Queen em lista de 10 videoclipes censurados

Enviada por: Alexandre Portela
Data: 13/05/2013 17:21:58
Postado em: QN Tube, Top Chart

Antes do YouTube, existia a MTV. Mas antes de tudo, existia a censura. Foi o que aconteceu nesta semana com o novo clipe de David Bowie, “The Next Day”.

O videoclipe é lindo e esperto, conta com participação dos atores Marion Cotillard e Gary Oldman, usa imagens religiosas e significações polêmicas.

Resultado: “The Next Day” foi censurado pelo YouTube, que voltou atrás pouco horas depois.

Bowie, no entanto, não está sozinho nessa. Madonna, Duran Duran, MIA, Michael Jackson, Nine Inch Nails, Rammestein, Marilyn Manson, Erykah Badu e Björk, por exemplo, já sofreram disso.

Confira 10 videoclipes censurados depois do pulo!

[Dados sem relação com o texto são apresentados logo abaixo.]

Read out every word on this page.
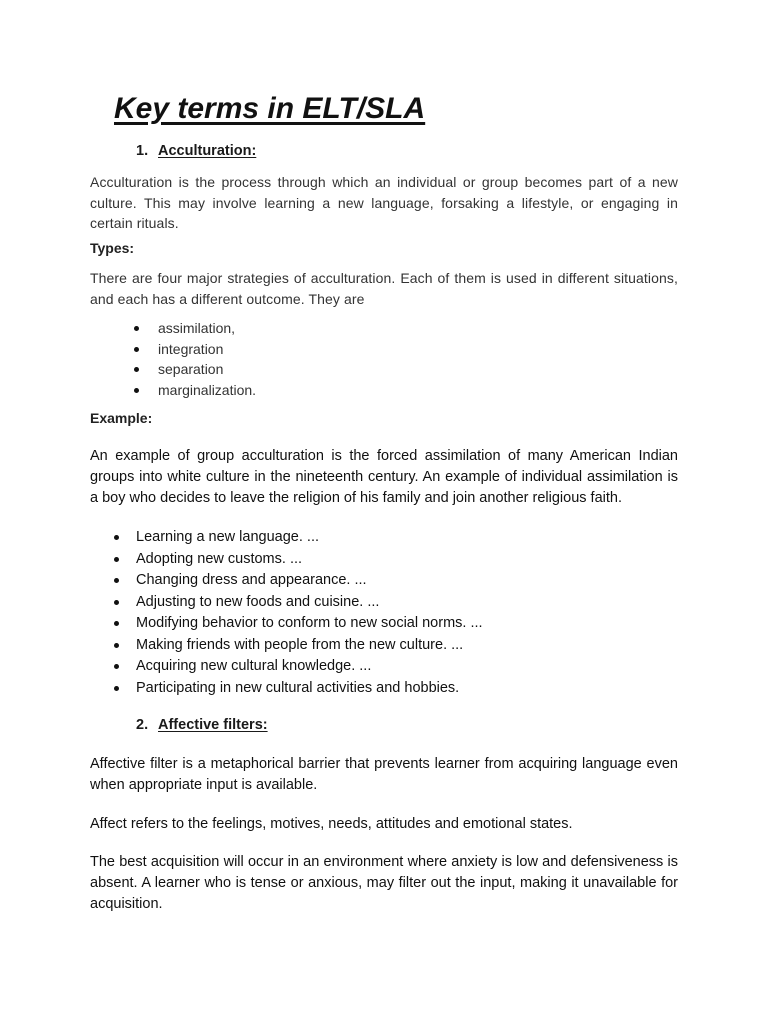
Key terms in ELT/SLA
1. Acculturation:

Acculturation is the process through which an individual or group becomes part of a new culture. This may involve learning a new language, forsaking a lifestyle, or engaging in certain rituals.

Types:

There are four major strategies of acculturation. Each of them is used in different situations, and each has a different outcome. They are

assimilation,
integration
separation
marginalization.

Example:

An example of group acculturation is the forced assimilation of many American Indian groups into white culture in the nineteenth century. An example of individual assimilation is a boy who decides to leave the religion of his family and join another religious faith.

Learning a new language. ...
Adopting new customs. ...
Changing dress and appearance. ...
Adjusting to new foods and cuisine. ...
Modifying behavior to conform to new social norms. ...
Making friends with people from the new culture. ...
Acquiring new cultural knowledge. ...
Participating in new cultural activities and hobbies.
2. Affective filters:

Affective filter is a metaphorical barrier that prevents learner from acquiring language even when appropriate input is available.

Affect refers to the feelings, motives, needs, attitudes and emotional states.

The best acquisition will occur in an environment where anxiety is low and defensiveness is absent. A learner who is tense or anxious, may filter out the input, making it unavailable for acquisition.
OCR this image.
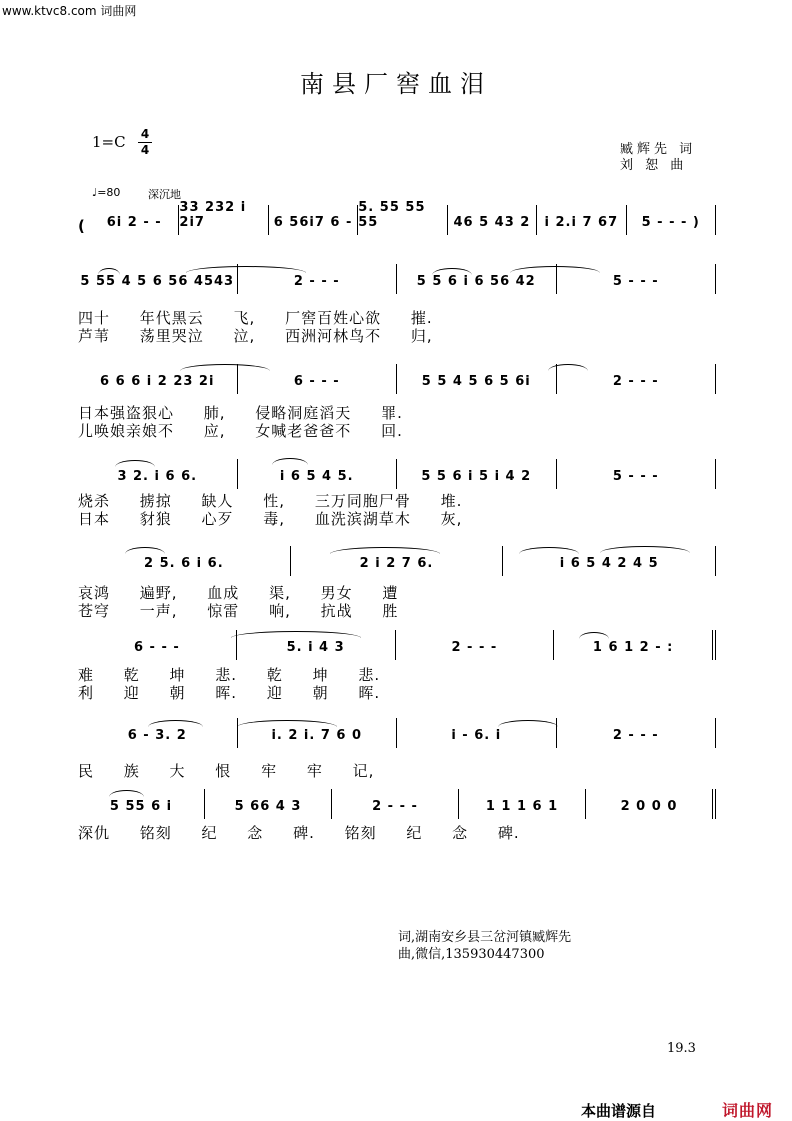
www.ktvc8.com 词曲网
南县厂窖血泪
1=C 4
4	臧辉先 词
刘 恕 曲
♩=80	深沉地
(	6i 2 - -
33 232 i 2i7	6 56i7 6 -
5. 55 55 55	46 5 43 2	i 2.i 7 67	5 - - - )
5 55 4 5 6 56 4543	2 - - -	5 5 6 i 6 56 42	5 - - -
6 6 6 i 2 23 2i	6 - - -	5 5 4 5 6 5 6i	2 - - -
3 2. i 6 6.	i 6 5 4 5.	5 5 6 i 5 i 4 2	5 - - -
2 5. 6 i 6.	2 i 2 7 6.	i 6 5 4 2 4 5
6 - - -	5. i 4 3	2 - - -	1 6 1 2 - :
6 - 3. 2	i. 2 i. 7 6 0	i - 6. i	2 - - -
5 55 6 i	5 66 4 3	2 - - -	1 1 1 6 1	2 0 0 0
四十 年代黑云 飞, 厂窖百姓心欲 摧.
芦苇 荡里哭泣 泣, 西洲河林鸟不 归,
日本强盗狠心 肺, 侵略洞庭滔天 罪.
儿唤娘亲娘不 应, 女喊老爸爸不 回.
烧杀 掳掠 缺人 性, 三万同胞尸骨 堆.
日本 豺狼 心歹 毒, 血洗滨湖草木 灰,
哀鸿 遍野, 血成 渠, 男女 遭
苍穹 一声, 惊雷 响, 抗战 胜
难 乾 坤 悲. 乾 坤 悲.
利 迎 朝 晖. 迎 朝 晖.
民 族 大 恨 牢 牢 记,
深仇 铭刻 纪 念 碑. 铭刻 纪 念 碑.
词,湖南安乡县三岔河镇臧辉先
曲,微信,135930447300
19.3
本曲谱源自	词曲网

Madonna – “Justify My Love”: o clipe de 1990 foi censurado pela MTV americana por motivos de: cenas de bissexualidade, sadomasoquismo, androginia, além de atos sexuais explícitos. Dá pra dizer que Madonna é rainha do pop e também da censura? Por causa da censura na TV (e como não tinha Youtube na época), a cantora resolveu vender um VHS nos supermercados e bancas só com o clipe, na íntegra, por um preço que não chegava a dois dólares. Sim, foi sucesso de vendas.

Além de “Justify My Love”, outros videoclipes da cantora que enfrentaram problemas foram: “What it Feels Like For a Girl”, “American Life”, “Erotica” e até “Sorry”, que teve algumas partes retiradas da versão “limpa”.

Marilyn Manson – “(s)AINT”: receitinha simples para a censura certa – com cenas de masturbação e cheirando cocaína em cima da Bíblia! Hahaha! A direção artística fodástica da italiana Asia Argento foi censurada lindamente por todo mundo: da TV à gravadora, que não achou a ousadia de Marilyn tão legal.

Björk – “Pagan Poetry”: aqui temos Björk com mutilação na pele, pagando peitinho e em cenas de sexo distorcidas. Tudo a ver com o tema da música, mas nada legal para a TV no início dos anos 2000.

Duran Duran – “Girls on Film”: em 1981, o Duran Duran colocou mulheres para lutarem na lama sensualmente, inclusive, mais para o final, tirando a roupa e exibindo os seios. MTV não curtiu e pediu pra cortar tudo. O clipe foi censurado, claro.

Queen – “Body Language”: lançado em 1982, o videoclipe da música do disco “Hot Space” tinha Freddie Mercury gemendo e corpos seminus. Resultado: censura!

MIA – “Born Free”: em 2010, a cantora britânica lançou um videoclipe para criticar o abuso da força militar em locais de guerra. Ele mostra cenas de violência chocantes, sexo e drogas. “Born Free” foi banido do YouTube dos Estados Unidos e Reino Unido.

Nine Inch Nails – “Closer”: é um clipe feito para chocar. E acredite: a versão original, com cerca de dois minutos a mais que a de cima, é bem, mas bem mais pesada. Censura na certa pra Trent Reznor e companhia!

Erykah Badu – Window Seat: em 2010, a incrível Erykah Badu fez um clipe com a seguinte história. Ela anda pelas ruas, começa a tirar as peças de roupa, fica totalmente nua e finge levar um tiro no mesmo local em que o ex-presidente dos Estados Unidos, John F. Kennedy, foi assassinado. Qual a dúvida da censura? Para ser exibido, o clipe precisou ser reeditado completamente.

Michael Jackson – “Black and White”: em 1991, MJ lançou um de seus videoclipes mais lembrados e uma de suas músicas mais legais. O clipe, no entanto, foi censurado porque, ao final, mostra cenas de violência e vandalismo, com MJ quebrando carros, vitrines e tudo mais que vinha pela frente. Na época, o cantor precisou retirar o clipe do ar, lançar uma versão censurada e ainda teve de pedir desculpas para o público.

Rammstein – Pussy: em 2009, a banda alemã pegou pesado naquele que provavelmente é o principal motivo de censura na história: sexo. Não é uma ou duas ou três cenas de sexo. É praticamente um pornô mais do que explícito para ilustrar a letra que diz: “você tem uma vagina, eu tenho um pênis, vamos fazer a Terra tremer”. Para você ter uma ideia, o videoclipe, hoje, é encontrado na íntegra e sem censura em sites de pornografia na internet e só! Hahahaha!